Organising pupils into sets by ability is common sense. Most teachers agree with that.

Teaching mixed-ability classes can be too much like an impossible balancing act. Pitch the lesson too high and the pupils who struggle in your subject will fall even further behind. Go for the lowest common denominator and you will fail to stretch your brighter students, and they will get bored. Somewhere along the line you will probably miss out the pupils in the middle, too. It is so much easier to plan for a class of roughly the same ability.

Pupils often see it as common sense as well: there is a lesser risk of looking like a swot or a thicko in front of your classmates if they are at the same level as you.

Parents like it, too. And politicians? Not only do they agree with teachers, they even agree with each other. Labour promised more streaming when it came to power in 1997. The current education secretary, Conservative Michael Gove, has pledged to push it even further, describing it as the "only solution" that would ensure the "brightest pupils continue to be stretched at the same time as pupils who might be struggling are given extra support".
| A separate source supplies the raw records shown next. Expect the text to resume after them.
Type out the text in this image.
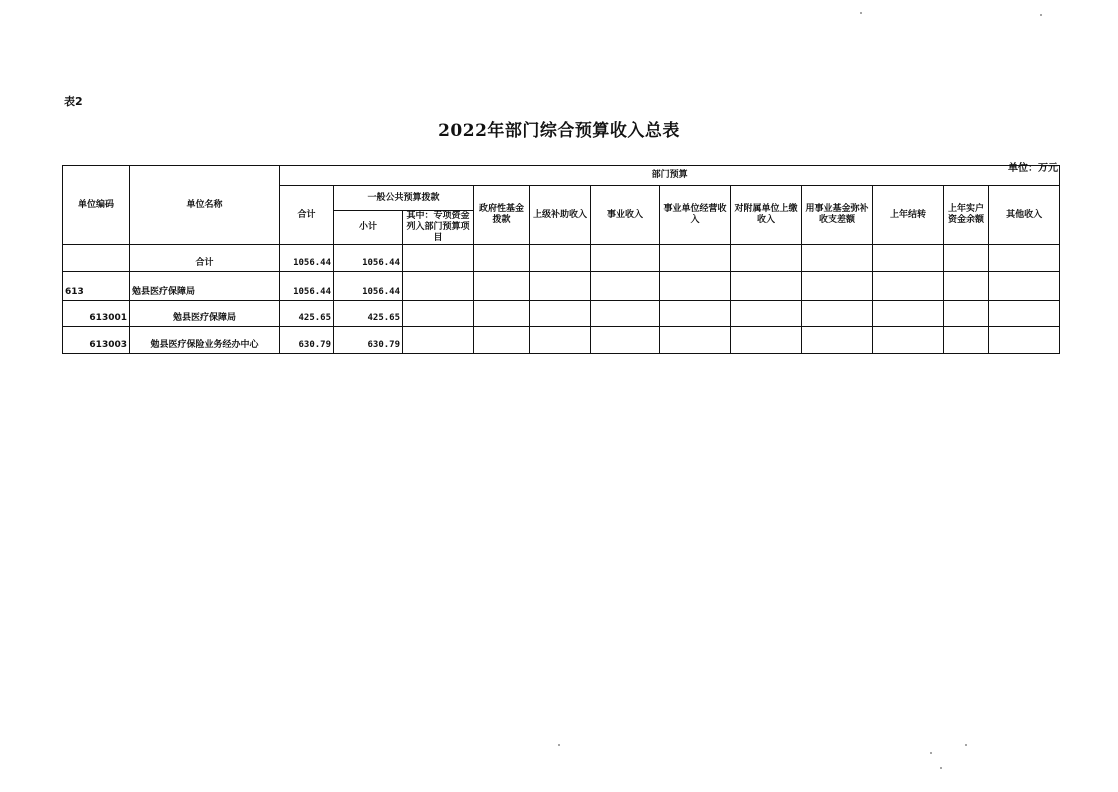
表2
2022年部门综合预算收入总表
单位：万元
单位编码	单位名称	部门预算											
		合计	一般公共预算拨款		政府性基金拨款	上级补助收入	事业收入	事业单位经营收入	对附属单位上缴收入	用事业基金弥补收支差额	上年结转	上年实户资金余额	其他收入
			小计	其中：专项资金列入部门预算项目									
	合计	1056.44	1056.44										
613	勉县医疗保障局	1056.44	1056.44										
613001	勉县医疗保障局	425.65	425.65										
613003	勉县医疗保险业务经办中心	630.79	630.79										
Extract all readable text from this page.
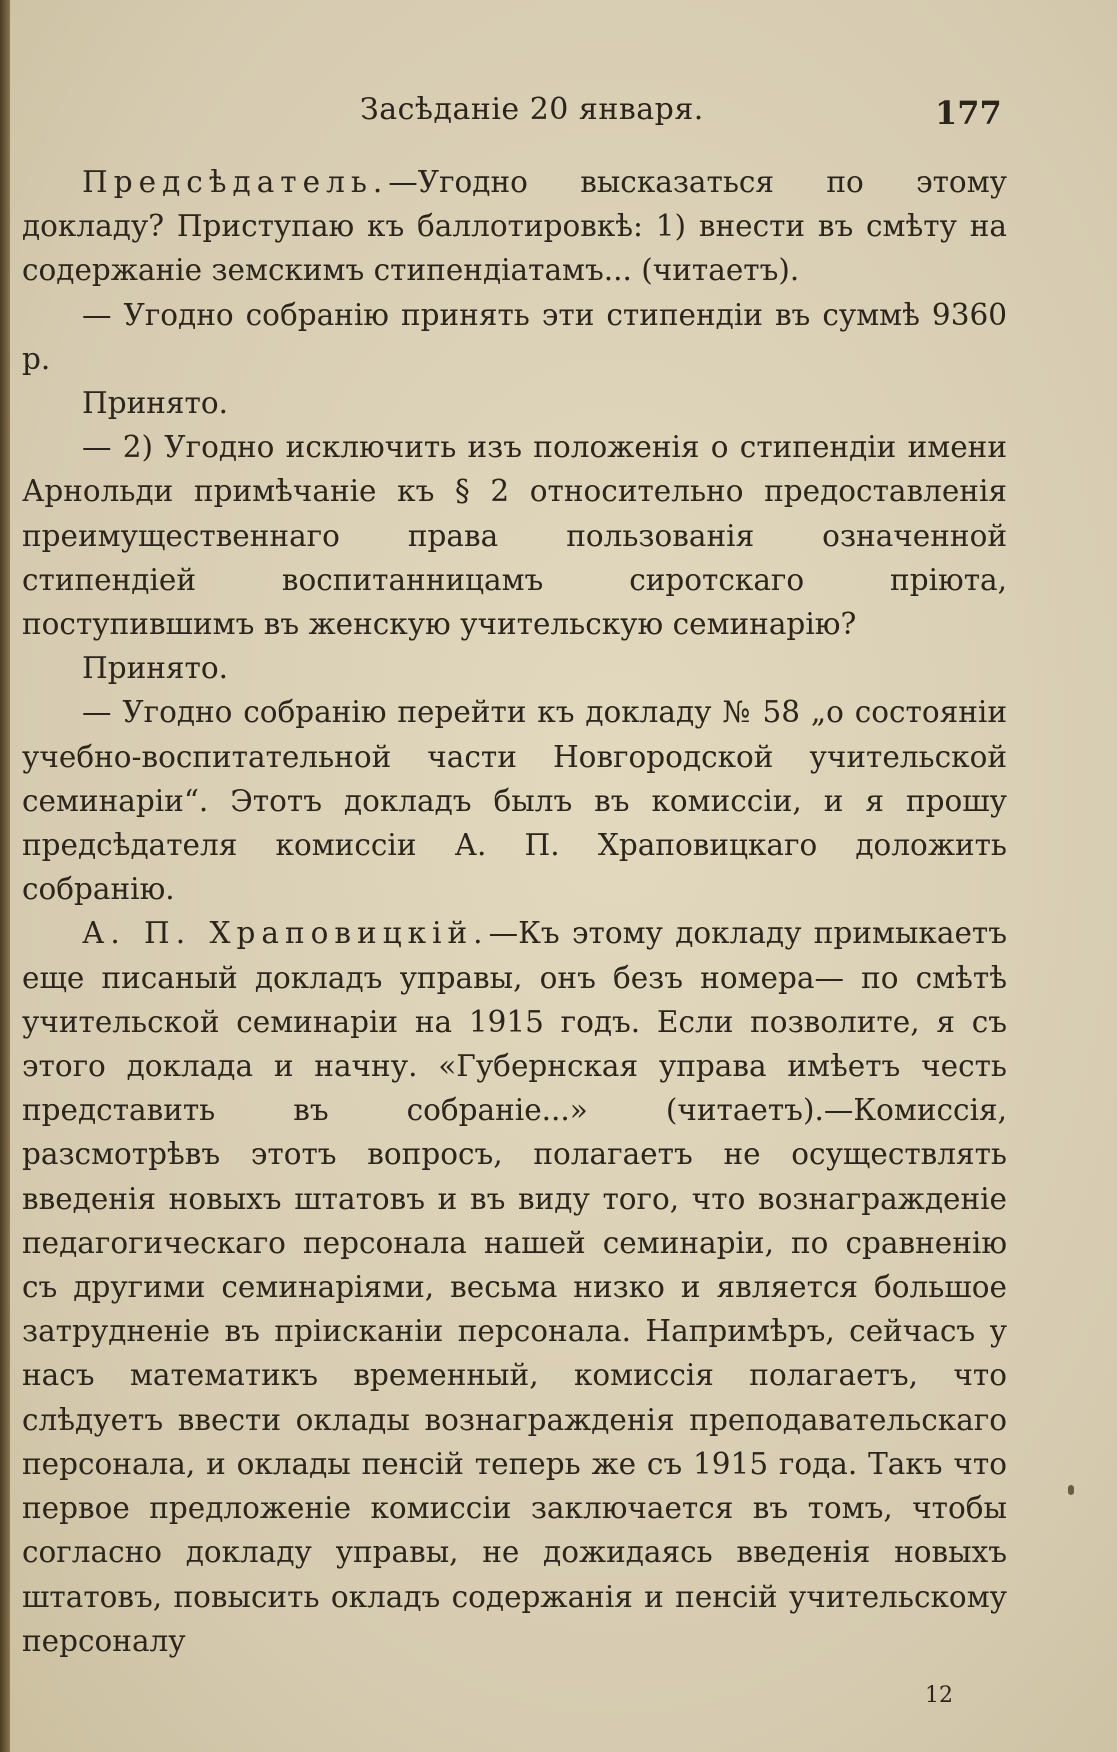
Засѣданіе 20 января.	177

Предсѣдатель.—Угодно высказаться по этому докладу? Приступаю къ баллотировкѣ: 1) внести въ смѣту на содержаніе земскимъ стипендіатамъ... (читаетъ).

— Угодно собранію принять эти стипендіи въ суммѣ 9360 р.

Принято.

— 2) Угодно исключить изъ положенія о стипендіи имени Арнольди примѣчаніе къ § 2 относительно предоставленія преимущественнаго права пользованія означенной стипендіей воспитанницамъ сиротскаго пріюта, поступившимъ въ женскую учительскую семинарію?

Принято.

— Угодно собранію перейти къ докладу № 58 „о состояніи учебно-воспитательной части Новгородской учительской семинаріи“. Этотъ докладъ былъ въ комиссіи, и я прошу предсѣдателя комиссіи А. П. Храповицкаго доложить собранію.

А. П. Храповицкій.—Къ этому докладу примыкаетъ еще писаный докладъ управы, онъ безъ номера— по смѣтѣ учительской семинаріи на 1915 годъ. Если позволите, я съ этого доклада и начну. «Губернская управа имѣетъ честь представить въ собраніе...» (читаетъ).—Комиссія, разсмотрѣвъ этотъ вопросъ, полагаетъ не осуществлять введенія новыхъ штатовъ и въ виду того, что вознагражденіе педагогическаго персонала нашей семинаріи, по сравненію съ другими семинаріями, весьма низко и является большое затрудненіе въ пріисканіи персонала. Напримѣръ, сейчасъ у насъ математикъ временный, комиссія полагаетъ, что слѣдуетъ ввести оклады вознагражденія преподавательскаго персонала, и оклады пенсій теперь же съ 1915 года. Такъ что первое предложеніе комиссіи заключается въ томъ, чтобы согласно докладу управы, не дожидаясь введенія новыхъ штатовъ, повысить окладъ содержанія и пенсій учительскому персоналу

12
So most people agree that setting is common sense (and, for the very little that it is worth, my gut instinct would be to favour it, too). But the problem with common sense is that it is not always right. After all, common sense suggests the earth is flat, and that heavy objects fall faster than lighter ones. Sometimes we need to think more scientifically.

The research in this week's report (pages 4-7) suggests that, contrary to popular belief, setting could be causing more harm than good. The findings - not just from the UK, but from academics in other countries - indicate negative impacts on those of middle and lower abilities. Meanwhile, the benefits to high achievers may have been exaggerated, as they can gain academically from explaining concepts to classmates.

This may not convince schools to drop setting altogether. But it should cause pause for thought. Schools at least need to ask themselves what they believe: is setting really helping all their pupils - or is it just making work easier for their teachers?